Die nächste Passage war teilweise schneebedeckt, noch recht hart gefroren im Schatten am frühen Morgen. Die kurzen Stellen überbrückten wir nur mit den Pickeln, einmal kamen aber auch die Steigeisen aus Sicherheitsgründen kurz zum Einsatz. Die dritte Schlüsselstelle, der zweite Absatz im Grat, war glücklicherweise wieder schneefrei. Hier wird über ziemlich abschüssiges, mit genug Vorsicht aber gut machbares Gelände (keine Sicherungsmöglichkeit) nach rechts gequert bis zu einem instabilen Kamin, der mit einem dünnen Stahlseil entschärft wurde.

Wir kletterten wieder frei und nutzten nur die Verankerungen des Stahlseils zum Sichern, eine Stelle zwingt einen, sich etwas nach hinten zu lehnen (III+). Das Stahlseil führt noch über ein paar unangenehme Platten hinauf zu einem Band, welchem man wieder nach links bis zum Grat folgt. Hier hat es Sicherungsstangen, die man bei trockenen Bedingungen aber nicht unbedingt benötigt. Das "Gipfelfirnfeld" wird nur noch kurz betreten, schon bald muss man wieder dem teils schmalen Felsgrat folgen. Dieser war noch teilweise überfirnt und so ging es mit Steigeisen und Pickeln über kombiniertes Gelände hinauf.
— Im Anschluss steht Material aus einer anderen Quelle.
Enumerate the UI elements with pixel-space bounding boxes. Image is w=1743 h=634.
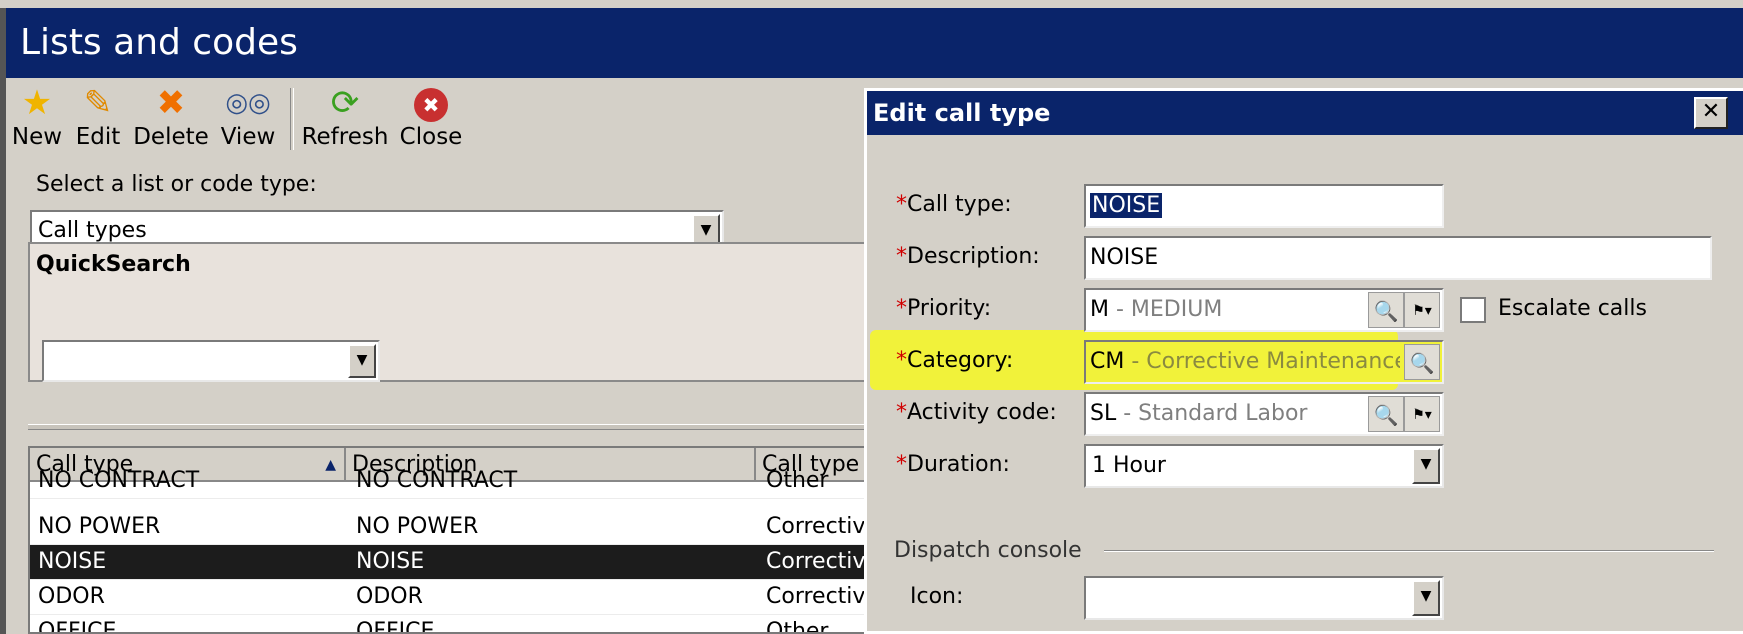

Um 10:30 erreichten wir den höchsten Punkt, der durch kein Kreuz oder sonstiges Zeichen markiert ist. (Toll: richtiges Erstbesteiger-Feeling!) Ich sog den kurzen, unbeschreiblich schönen Moment am Gipfel regelrecht auf und bei einem Blick hinüber zu Eiger, Mönch und Jungfrau hatte ich auch auf diese große Tour richtig Bock! Aber zuerst einmal mussten wir nun heil von diesem schwierigen Berg wieder hinunter kommen. Eine nachfolgende Seilschaft sahen wir auf einmal nicht mehr, wir stellten dann fest, dass sie am Beginn des Gipfelfirnfeldes umgedreht waren.

In dem Kamin kletterten wir das Stahlseil hinunter, um etwas Zeit zu sparen. Raphael löste dabei am oberen Ende einen größeren Stein aus, der am unteren Ende nicht weit von mir vorbeiflog. Dadurch bereits etwas angespannt, beobachtete ich eine absteigende Zweier-Seilschaft über uns, die mit irrer Geschwindigkeit auf dem Band unterwegs war und dabei etwas Kleinschutt löste. Als sie dann wenige Augenblicke später am oberen Ende des Kamins ankamen, baten wir sie, wegen der Steinschlaggefahr kurz zu warten. Raphael fand hinterher heraus, dass sie eine Speed-Begehung von der Hollandiahütte aus über 3 Gipfel gemacht haben. Wir haben ihnen wohl 2 oder 3 Minuten auf die Bestzeit gekostet, daher umso mehr vielen Dank fürs Warten! Hätten wir das rechtzeitig gecheckt, hätten wir die beiden natürlich noch vor dem Kamin durchgelassen.

Die zweite Schlüsselstelle seilten wir ab, während einem bei der ersten wenig übrig bleibt, als sie in die andere Richtung nochmal zu klettern. Nach fast 8 Stunden Kletterei (inklusive Pausen) standen wir dann gegen 14:30 wieder auf dem Gletscher. Nun wartete noch ein langer Abstieg zum Zeltplatz, wo wir nach einer kurzen Pause alles zusammenpackten (mit so wenig Schafscheiße wie möglich) und Richtung Fafleralp hinuntermarschierten. Um 18:30 erreichten wir schließlich enorm kaputt, aber sehr zufrieden den Parkplatz.